ГЛАВА IX. Ментальность, мир эмоций, формы поведения (X — XIII вв.)

   Чувство неуверенности — вот что влияло на умы и души людей Средневековья и определяло их поведение. Неуверенность в материальной обеспеченности и неуверенность духовная; церковь видела спасение от этой неуверенности, как было показано, лишь в одном: в солидарности членов каждой общественной группы, в предотвращении разрыва связей внутри этих групп вследствие возвышения или падения того или иного из них. Эта лежавшая в основе всего неуверенность в конечном счете была неуверенностью в будущей жизни, блаженство в которой никому не было обещано наверняка и не гарантировалось в полной мере ни добрыми делами, ни благоразумным поведением. Творимые дьяволом опасности погибели казались столь многочисленными, а шансы на спасение столь ничтожными, что страх неизбежно преобладал над надеждой. Францисканский проповедник Бертольд Регенсбургский в XIII в. возвещал, что шансы быть осужденными на вечные муки имеют 100 тыс. человек против одного спасенного, а соотношение этих избранных и проклятых обычно изображалось как маленький отряд Ноя и его спутников в сравнении со всем остальным человечеством, уничтоженным Потопом. Да, именно в природных бедствиях средневековый человек находил образы для выражения и оценки духовных реальностей, и историк имеет основания говорить, что продуктивность умственной деятельности казалась средневековому человечеству такой же низкой, что и продуктивность его сельскохозяйственной деятельности. Итак, ментальность, эмоции, поведение формировались в первую очередь в связи с потребностью в самоуспокоении.
 
   Прежде всего хотелось опереться на прошлое, на опыт предшественников. Подобно тому как Ветхий завет предшествует Новому и служит основанием для него, поведение древних должно было обосновывать поведение людей нынешних. Если и можно было предположить что-то определенное, так только то, что могло найти подтверждение в прошлом. Особенное значение придавалось тем, кого считали авторитетами. Конечно, именно в теологии, наивысшей из наук, практика ссылок на авторитеты нашла свое наивысшее воплощение, но и она, став основой всей духовной и интеллектуальной жизни, была строго регламентирована. Высшим авторитетом являлось Писание; к нему прибавлялся авторитет отцов церкви. На практике этот всеобщий авторитет воплощался в цитатах, которые как бы превращались в «достоверные» точки зрения и сами начинали в конце концов играть роль «авторитетов». Поскольку суждения авторитетов часто были темны и неясны, они прояснялись глоссами, толкованиями, которые в свою очередь должны были исходить от «достоверного автора». Нередко глоссы заменяли собой оригинальный текст. Из всех сборников текстов, отражавших интеллектуальную деятельность Средневековья, больше всего обращались к антологиям глосс и из них чаще всего делали заимствования. Знание оказывалось мозаикой цитат — «цветов», — именовавшихся в XII в. «сентенциями». Совокупность таких сентенций — это и есть сборники авторитетов. Уже в середине XII в. Робер де Мелен протестовал против того влияния, которое среди этих изречений имели глоссы. Тщетно. Отец Шеню считает, что не только посредственная «Сумма изречений» Петра Ломбардского — учебник теологии для университетов XIII в. — лишь собрание глосс, «отыскать источник которых довольно затруднительно», но что даже в «Сумме теологии» св. Фомы Аквинского обнаруживается довольно много считающихся авторитетными текстов, происхождение которых в действительности можно установить, лишь обратившись к деформациям в «glossae».
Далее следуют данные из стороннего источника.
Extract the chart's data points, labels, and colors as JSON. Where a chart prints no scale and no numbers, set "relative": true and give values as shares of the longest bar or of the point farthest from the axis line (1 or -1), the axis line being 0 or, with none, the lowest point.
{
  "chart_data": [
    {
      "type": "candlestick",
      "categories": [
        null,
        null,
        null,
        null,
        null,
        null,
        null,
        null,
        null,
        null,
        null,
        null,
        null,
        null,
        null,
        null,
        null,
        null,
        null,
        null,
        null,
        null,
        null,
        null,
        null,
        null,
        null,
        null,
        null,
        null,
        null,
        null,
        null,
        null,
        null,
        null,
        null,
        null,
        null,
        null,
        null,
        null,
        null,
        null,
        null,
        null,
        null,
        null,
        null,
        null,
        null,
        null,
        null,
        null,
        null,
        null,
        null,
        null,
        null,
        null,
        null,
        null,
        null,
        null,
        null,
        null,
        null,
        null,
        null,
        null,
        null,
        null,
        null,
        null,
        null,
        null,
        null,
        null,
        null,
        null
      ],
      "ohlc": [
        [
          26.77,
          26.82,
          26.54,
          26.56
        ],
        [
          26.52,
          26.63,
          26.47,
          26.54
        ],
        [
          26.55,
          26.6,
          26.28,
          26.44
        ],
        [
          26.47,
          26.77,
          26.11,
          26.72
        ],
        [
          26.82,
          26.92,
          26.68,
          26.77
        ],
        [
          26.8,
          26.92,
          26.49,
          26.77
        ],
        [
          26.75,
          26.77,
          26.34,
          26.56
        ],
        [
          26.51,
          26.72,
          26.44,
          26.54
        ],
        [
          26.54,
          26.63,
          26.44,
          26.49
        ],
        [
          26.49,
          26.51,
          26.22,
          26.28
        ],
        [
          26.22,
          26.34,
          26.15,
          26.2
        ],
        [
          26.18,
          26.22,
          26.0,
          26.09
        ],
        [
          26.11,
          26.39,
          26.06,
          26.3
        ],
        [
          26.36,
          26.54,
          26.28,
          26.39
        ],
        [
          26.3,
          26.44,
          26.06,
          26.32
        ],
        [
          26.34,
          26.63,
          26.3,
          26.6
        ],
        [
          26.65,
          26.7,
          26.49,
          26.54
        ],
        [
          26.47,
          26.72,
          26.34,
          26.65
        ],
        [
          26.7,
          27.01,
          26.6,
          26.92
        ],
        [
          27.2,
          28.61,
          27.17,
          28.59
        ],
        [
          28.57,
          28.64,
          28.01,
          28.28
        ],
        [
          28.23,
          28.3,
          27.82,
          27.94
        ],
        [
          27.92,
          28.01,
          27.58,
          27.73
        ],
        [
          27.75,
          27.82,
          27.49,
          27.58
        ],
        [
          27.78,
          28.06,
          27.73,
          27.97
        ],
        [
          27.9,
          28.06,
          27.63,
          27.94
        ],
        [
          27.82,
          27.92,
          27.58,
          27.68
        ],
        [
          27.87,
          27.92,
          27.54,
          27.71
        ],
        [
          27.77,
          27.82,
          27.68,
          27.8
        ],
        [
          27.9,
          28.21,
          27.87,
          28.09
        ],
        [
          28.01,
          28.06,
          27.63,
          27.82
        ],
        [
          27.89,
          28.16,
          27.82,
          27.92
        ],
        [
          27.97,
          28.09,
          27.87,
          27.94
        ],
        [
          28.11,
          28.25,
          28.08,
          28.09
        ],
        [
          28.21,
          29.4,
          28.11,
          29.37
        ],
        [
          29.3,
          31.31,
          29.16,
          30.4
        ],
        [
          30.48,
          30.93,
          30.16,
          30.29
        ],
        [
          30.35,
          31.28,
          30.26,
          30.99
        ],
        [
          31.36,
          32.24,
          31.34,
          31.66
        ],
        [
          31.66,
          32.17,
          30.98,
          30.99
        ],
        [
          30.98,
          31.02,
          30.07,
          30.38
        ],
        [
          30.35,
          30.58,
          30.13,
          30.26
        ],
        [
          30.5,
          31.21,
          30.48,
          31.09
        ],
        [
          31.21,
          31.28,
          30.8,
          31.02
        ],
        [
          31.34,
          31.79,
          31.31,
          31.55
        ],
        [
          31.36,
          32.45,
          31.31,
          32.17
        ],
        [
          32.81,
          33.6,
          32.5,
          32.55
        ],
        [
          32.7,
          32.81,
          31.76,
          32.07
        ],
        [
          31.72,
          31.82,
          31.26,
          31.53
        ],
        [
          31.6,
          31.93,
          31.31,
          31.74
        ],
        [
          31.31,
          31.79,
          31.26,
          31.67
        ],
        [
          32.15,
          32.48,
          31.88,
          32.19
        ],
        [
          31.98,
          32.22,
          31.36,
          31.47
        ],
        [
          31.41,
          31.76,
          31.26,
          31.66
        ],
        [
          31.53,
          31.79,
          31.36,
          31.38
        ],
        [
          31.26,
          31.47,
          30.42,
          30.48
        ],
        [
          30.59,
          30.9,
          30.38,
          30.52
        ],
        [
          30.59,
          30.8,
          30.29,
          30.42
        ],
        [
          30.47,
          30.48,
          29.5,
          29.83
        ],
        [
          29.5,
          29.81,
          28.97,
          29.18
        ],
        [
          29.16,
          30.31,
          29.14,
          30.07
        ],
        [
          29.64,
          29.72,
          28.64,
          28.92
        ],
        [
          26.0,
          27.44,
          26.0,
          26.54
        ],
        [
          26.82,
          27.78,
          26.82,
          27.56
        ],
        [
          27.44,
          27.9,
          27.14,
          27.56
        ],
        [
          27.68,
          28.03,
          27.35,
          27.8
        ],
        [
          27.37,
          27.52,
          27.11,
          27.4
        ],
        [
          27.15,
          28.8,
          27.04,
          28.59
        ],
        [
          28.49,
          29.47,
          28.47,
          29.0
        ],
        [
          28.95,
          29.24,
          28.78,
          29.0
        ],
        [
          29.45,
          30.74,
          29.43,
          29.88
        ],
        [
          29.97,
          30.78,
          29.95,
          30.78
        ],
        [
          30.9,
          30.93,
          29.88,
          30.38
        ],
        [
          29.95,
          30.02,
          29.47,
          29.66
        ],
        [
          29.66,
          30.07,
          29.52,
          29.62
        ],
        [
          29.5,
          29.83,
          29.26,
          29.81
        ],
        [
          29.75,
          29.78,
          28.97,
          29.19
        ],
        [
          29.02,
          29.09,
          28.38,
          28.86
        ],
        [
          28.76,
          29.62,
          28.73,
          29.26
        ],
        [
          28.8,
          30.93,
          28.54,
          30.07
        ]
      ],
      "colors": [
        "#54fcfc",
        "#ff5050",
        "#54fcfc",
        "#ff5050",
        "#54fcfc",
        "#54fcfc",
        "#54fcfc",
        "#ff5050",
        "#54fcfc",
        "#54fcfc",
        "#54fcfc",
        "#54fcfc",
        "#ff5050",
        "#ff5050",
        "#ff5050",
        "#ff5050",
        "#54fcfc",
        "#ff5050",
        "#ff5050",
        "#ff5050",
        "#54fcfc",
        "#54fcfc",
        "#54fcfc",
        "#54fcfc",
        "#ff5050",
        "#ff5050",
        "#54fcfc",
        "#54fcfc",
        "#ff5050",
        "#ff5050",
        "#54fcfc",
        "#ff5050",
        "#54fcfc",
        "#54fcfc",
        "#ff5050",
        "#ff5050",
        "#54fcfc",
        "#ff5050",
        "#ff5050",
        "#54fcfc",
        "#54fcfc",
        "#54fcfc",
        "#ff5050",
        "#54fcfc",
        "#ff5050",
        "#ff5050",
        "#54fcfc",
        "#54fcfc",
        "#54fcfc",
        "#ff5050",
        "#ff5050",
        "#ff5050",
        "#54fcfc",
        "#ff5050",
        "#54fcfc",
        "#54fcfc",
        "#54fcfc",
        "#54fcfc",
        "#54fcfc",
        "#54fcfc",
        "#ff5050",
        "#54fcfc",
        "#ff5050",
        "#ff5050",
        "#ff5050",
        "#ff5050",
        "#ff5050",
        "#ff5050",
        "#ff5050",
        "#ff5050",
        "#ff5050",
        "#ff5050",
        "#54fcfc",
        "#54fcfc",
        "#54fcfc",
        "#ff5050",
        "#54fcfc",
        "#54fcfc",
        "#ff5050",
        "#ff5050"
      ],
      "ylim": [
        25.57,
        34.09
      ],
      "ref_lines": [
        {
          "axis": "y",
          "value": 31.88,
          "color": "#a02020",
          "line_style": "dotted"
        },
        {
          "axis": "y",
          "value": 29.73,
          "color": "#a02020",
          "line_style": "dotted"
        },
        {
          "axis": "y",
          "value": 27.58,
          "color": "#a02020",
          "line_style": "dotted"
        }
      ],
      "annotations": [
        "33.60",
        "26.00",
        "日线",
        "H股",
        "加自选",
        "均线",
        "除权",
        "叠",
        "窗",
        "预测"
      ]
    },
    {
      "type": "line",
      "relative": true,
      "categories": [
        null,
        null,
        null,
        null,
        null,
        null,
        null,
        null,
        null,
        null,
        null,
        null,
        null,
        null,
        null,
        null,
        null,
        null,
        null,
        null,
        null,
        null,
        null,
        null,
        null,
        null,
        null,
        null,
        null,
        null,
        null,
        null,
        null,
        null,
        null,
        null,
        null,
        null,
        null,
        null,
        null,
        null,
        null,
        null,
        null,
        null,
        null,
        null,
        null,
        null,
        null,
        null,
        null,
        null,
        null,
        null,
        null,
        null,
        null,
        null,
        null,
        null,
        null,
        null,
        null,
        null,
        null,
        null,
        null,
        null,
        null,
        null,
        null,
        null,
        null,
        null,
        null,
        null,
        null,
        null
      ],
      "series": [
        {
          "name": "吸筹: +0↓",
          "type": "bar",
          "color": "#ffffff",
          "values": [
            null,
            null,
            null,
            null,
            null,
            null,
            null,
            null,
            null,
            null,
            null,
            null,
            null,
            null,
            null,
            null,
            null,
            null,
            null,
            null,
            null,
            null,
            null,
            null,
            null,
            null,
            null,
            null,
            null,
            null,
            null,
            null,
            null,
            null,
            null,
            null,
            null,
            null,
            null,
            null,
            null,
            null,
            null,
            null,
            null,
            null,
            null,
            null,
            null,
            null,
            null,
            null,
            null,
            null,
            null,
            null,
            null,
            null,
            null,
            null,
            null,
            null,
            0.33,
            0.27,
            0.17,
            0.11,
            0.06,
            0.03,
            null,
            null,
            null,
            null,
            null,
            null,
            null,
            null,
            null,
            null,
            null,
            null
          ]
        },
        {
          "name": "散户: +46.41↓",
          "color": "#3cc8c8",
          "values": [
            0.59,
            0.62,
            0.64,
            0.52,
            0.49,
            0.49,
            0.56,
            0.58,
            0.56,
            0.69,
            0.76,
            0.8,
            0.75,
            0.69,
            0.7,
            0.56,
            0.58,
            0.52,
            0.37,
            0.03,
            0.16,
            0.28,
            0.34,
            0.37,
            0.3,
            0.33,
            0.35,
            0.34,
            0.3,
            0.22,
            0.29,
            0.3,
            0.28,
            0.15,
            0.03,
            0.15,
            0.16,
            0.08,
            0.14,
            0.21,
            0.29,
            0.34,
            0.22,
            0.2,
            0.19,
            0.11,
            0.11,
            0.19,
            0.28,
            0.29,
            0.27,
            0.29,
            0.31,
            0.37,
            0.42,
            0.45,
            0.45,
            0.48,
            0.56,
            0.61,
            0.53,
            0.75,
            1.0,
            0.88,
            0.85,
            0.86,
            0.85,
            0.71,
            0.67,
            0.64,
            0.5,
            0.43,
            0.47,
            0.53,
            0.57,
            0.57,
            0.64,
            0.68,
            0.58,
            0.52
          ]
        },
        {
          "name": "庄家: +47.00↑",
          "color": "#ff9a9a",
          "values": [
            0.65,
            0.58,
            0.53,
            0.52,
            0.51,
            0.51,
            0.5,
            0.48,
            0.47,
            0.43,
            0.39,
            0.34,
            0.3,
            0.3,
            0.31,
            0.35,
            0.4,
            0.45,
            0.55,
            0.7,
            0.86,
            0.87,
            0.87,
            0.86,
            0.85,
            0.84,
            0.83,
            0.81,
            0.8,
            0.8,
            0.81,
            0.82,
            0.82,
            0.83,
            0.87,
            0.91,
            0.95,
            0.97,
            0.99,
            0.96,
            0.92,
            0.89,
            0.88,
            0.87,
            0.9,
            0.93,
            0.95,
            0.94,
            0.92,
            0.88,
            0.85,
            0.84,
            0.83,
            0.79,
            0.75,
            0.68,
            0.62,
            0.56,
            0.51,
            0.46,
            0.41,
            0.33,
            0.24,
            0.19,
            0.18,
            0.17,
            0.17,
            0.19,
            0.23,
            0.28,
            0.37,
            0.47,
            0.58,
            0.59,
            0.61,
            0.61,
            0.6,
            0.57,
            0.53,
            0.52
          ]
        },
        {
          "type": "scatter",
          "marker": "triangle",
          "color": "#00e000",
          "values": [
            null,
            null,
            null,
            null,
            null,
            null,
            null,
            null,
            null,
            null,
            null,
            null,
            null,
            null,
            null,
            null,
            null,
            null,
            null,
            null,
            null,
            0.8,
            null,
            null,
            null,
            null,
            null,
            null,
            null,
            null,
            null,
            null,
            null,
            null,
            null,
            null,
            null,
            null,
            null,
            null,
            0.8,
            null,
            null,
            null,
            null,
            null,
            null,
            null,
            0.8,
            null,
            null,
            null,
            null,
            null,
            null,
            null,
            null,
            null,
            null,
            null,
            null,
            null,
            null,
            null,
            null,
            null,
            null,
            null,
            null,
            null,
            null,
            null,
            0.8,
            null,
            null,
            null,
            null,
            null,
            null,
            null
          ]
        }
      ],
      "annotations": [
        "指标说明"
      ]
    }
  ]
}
   К авторитетам прибегали, по всей видимости, в той мере, в какой они не противоречили собственным воззрениям писавшего. Алену Лилльскому принадлежит ставшая крылатой фраза, что «у авторитета нос из воска, и форму его можно изменить в любую сторону». По всей вероятности, авторитетами для интеллектуалов Средневековья становились также такие неожиданные авторы, как языческие и арабские философы. Тот же Ален Лилльский утверждал, что нужно прибегнуть к авторитету «благородных» философов, чтобы пристыдить христиан. В X в. арабские писатели были до такой степени в моде, что Аделард Батский не без лукавства признавался, что многие свои собственные мысли он приписывал арабам, чтобы они лучше воспринимались читателями, что должно — подчеркнем это — побуждать нас к осмотрительности в оценке влияния арабов на средневековую христианскую мысль. Влияние это подчас преувеличивается. В действительности ссылки на арабов часто были лишь данью моде, маской, призванной привлечь внимание к оригинальной мысли. Как бы то ни было, ссылка на то, что то или иное высказывание заимствовано из прошлого, была в средние века почти обязательна. Новшество считалось грехом. Церковь спешила осудить novitates (старофранцузское «novelletes»). Это касалось и технического прогресса, и интеллектуального прогресса. Изобретать считалось безнравственным. Самое важное, что почтенный «аргумент традиции», силу которого хорошо понимаешь, если говорят о «согласии явившихся из глубин веков свидетелей, чтобы давать единогласные показания», часто становился предметом спора. «Чаще всего, — пишет отец Шеню, — здесь ссылаются на одного автора, приводят один текст вне времени и пространства, не заботясь о том, чтобы сформировать систему свидетельств».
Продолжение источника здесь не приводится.